Hawking he died in 2018 after a lifetime of scientific achievement, after being diagnosed with motor neuron disease in the early 1960s and saying he had only about two years to live.
The astrophysicist made a series of diamonds discovered in his field, exploring the relationship between gravity, space, and time. He held the position of Lucanian professor of mathematics at Cambridge for three decades, a position once occupied by Sir Isaac Newton. His ashes are buried in Westminster Abbey, between Newton and Charles Darwin.
Describing a “very rich archive,” with 50 boxes of journals embracing childhood letters and the first, invisible brothels of scientific journals in Hawking’s handwriting, Jessica Gardner, a university librarian at Cambridge, said it would be a priority to catalog. , digitize and make works available online that have commanded a strong audience fascination for decades.
“It shouldn’t be in Cambridge or Kenya,” he said. “The goal is to make it as open and accessible as possible to everyone.”

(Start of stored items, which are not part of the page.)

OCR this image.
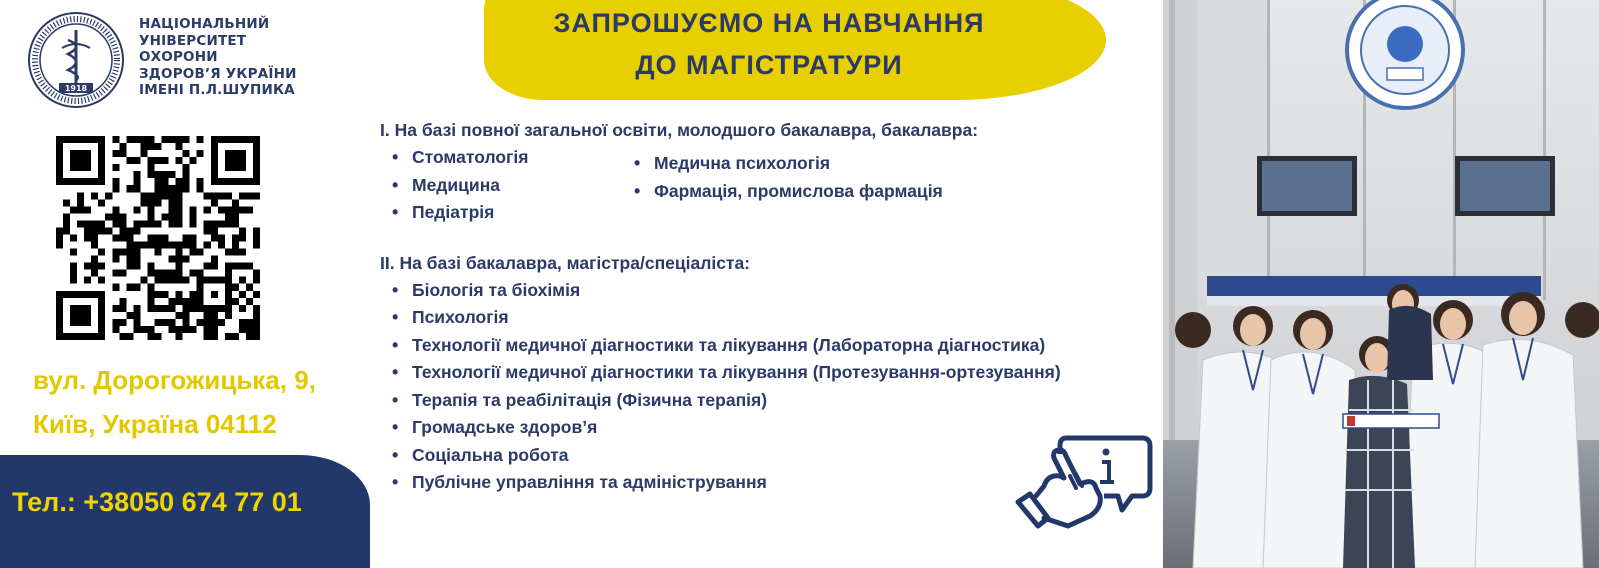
1918
НАЦІОНАЛЬНИЙ
УНІВЕРСИТЕТ
ОХОРОНИ
ЗДОРОВ’Я УКРАЇНИ
ІМЕНІ П.Л.ШУПИКА
вул. Дорогожицька, 9,
Київ, Україна 04112
Тел.: +38050 674 77 01
ЗАПРОШУЄМО НА НАВЧАННЯ
ДО МАГІСТРАТУРИ
І. На базі повної загальної освіти, молодшого бакалавра, бакалавра:
• Стоматологія
• Медицина
• Педіатрія
• Медична психологія
• Фармація, промислова фармація
ІІ. На базі бакалавра, магістра/спеціаліста:
• Біологія та біохімія
• Психологія
• Технології медичної діагностики та лікування (Лабораторна діагностика)
• Технології медичної діагностики та лікування (Протезування-ортезування)
• Терапія та реабілітація (Фізична терапія)
• Громадське здоров’я
• Соціальна робота
• Публічне управління та адміністрування
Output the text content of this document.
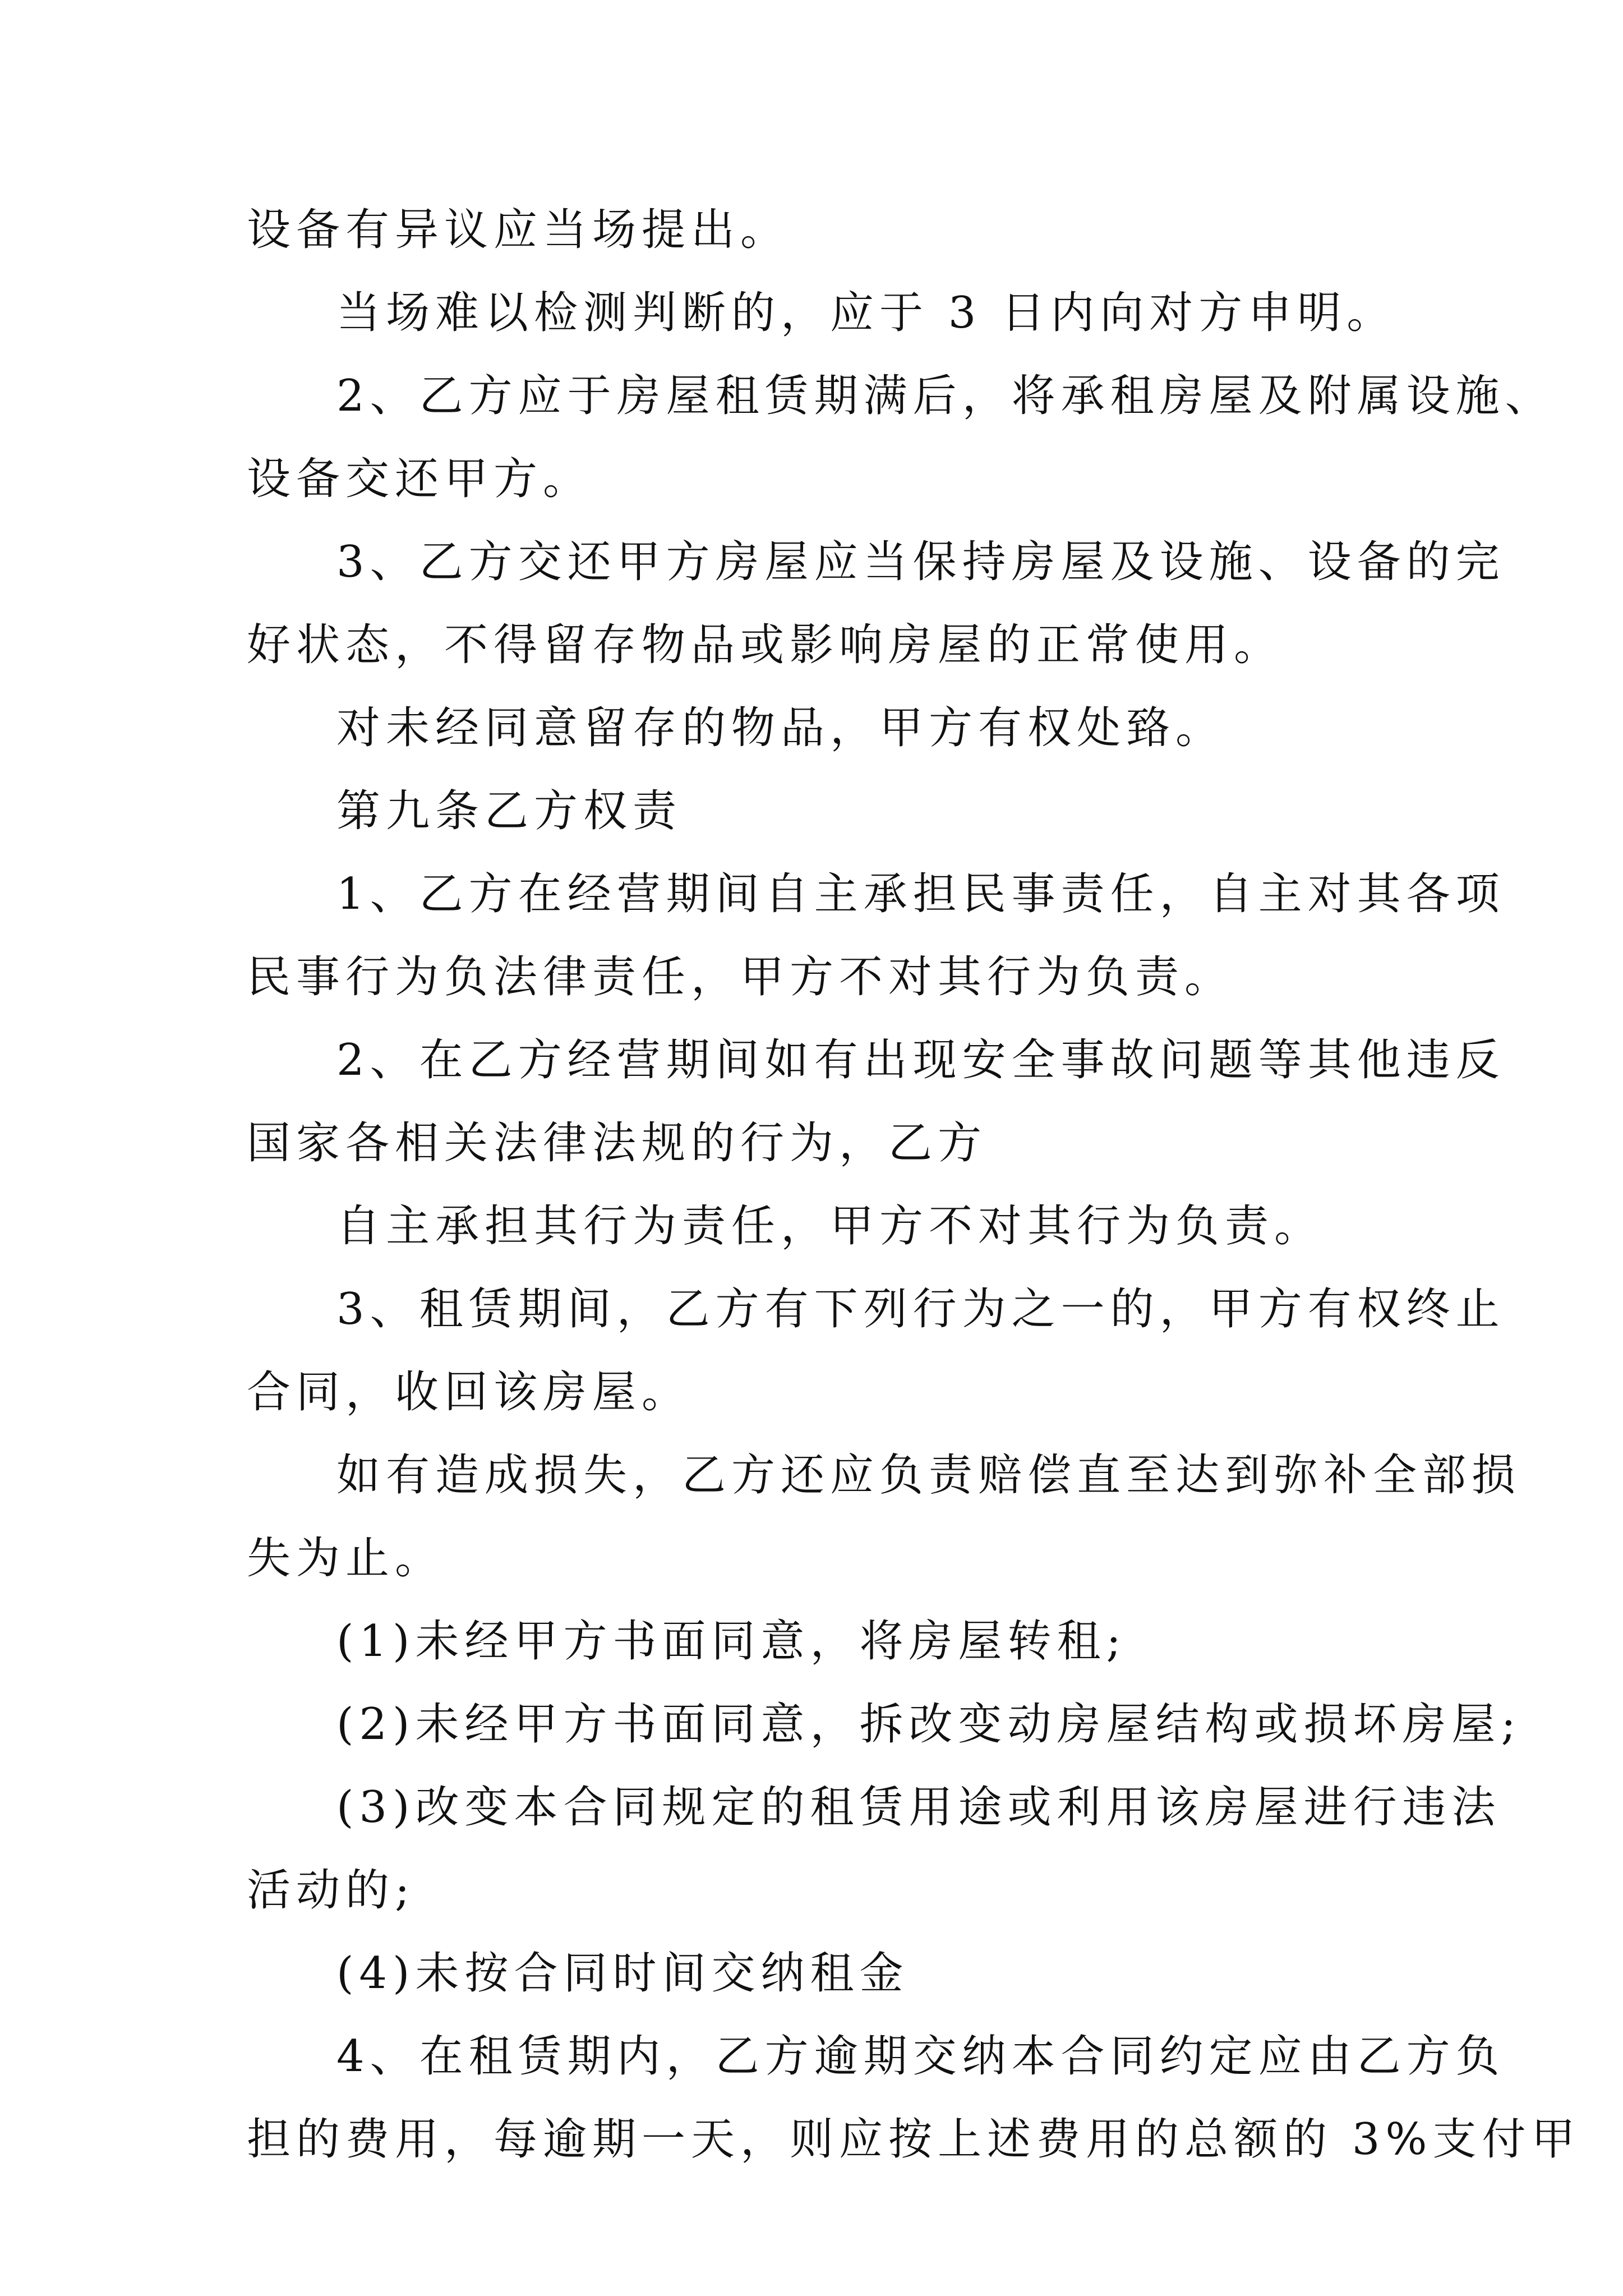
设备有异议应当场提出。
当场难以检测判断的，应于 3 日内向对方申明。
2、乙方应于房屋租赁期满后，将承租房屋及附属设施、
设备交还甲方。
3、乙方交还甲方房屋应当保持房屋及设施、设备的完
好状态，不得留存物品或影响房屋的正常使用。
对未经同意留存的物品，甲方有权处臵。
第九条乙方权责
1、乙方在经营期间自主承担民事责任，自主对其各项
民事行为负法律责任，甲方不对其行为负责。
2、在乙方经营期间如有出现安全事故问题等其他违反
国家各相关法律法规的行为，乙方
自主承担其行为责任，甲方不对其行为负责。
3、租赁期间，乙方有下列行为之一的，甲方有权终止
合同，收回该房屋。
如有造成损失，乙方还应负责赔偿直至达到弥补全部损
失为止。
(1)未经甲方书面同意，将房屋转租;
(2)未经甲方书面同意，拆改变动房屋结构或损坏房屋;
(3)改变本合同规定的租赁用途或利用该房屋进行违法
活动的;
(4)未按合同时间交纳租金
4、在租赁期内，乙方逾期交纳本合同约定应由乙方负
担的费用，每逾期一天，则应按上述费用的总额的 3%支付甲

The content of his office shone a light on his creative and collaborative methods, in which he worked on ideas with colleagues through increasingly sophisticated communications, the Museum of Science said. To continue working as his illness progressed, he became a pioneer of assistive technology. The legacy includes a pair of glasses equipped with an infrared sensor to detect small movements of his cheek to aid communication.
The Science Museum, where Hawking’s parents will let him roam alone as a child, will also purchase typewritten copies of the games released by Hawking and his colleagues to see if academic theories will be proven successful.
One was made in February 1997 by Hawking and Kip Thorne against John Preskill, both theoretical physicists from the United States. Hawking and Thorne argued that information entering a black hole was lost forever, in contradiction to a principle of quantum mechanics. Hawking signed the bet with his fingerprint and kept it in his office – the winner has the right to claim an encyclopedia.
At a conference in Dublin in 2004, Hawking accepted the bet and changed his position, giving a baseball encyclopedia to Preskill – but other physicists asked if he had reason to change his mind.
The Hawking effects were acquired in accordance with the government’s acceptance scheme in place, which allows those with a succession tax bill to offset the tax by making significant donations to the nation by offering them to a museum or gallery, which typically pay nothing. Hawking’s property set £ 2.8 million in tax for the archive and £ 1.4 million for the office’s contents.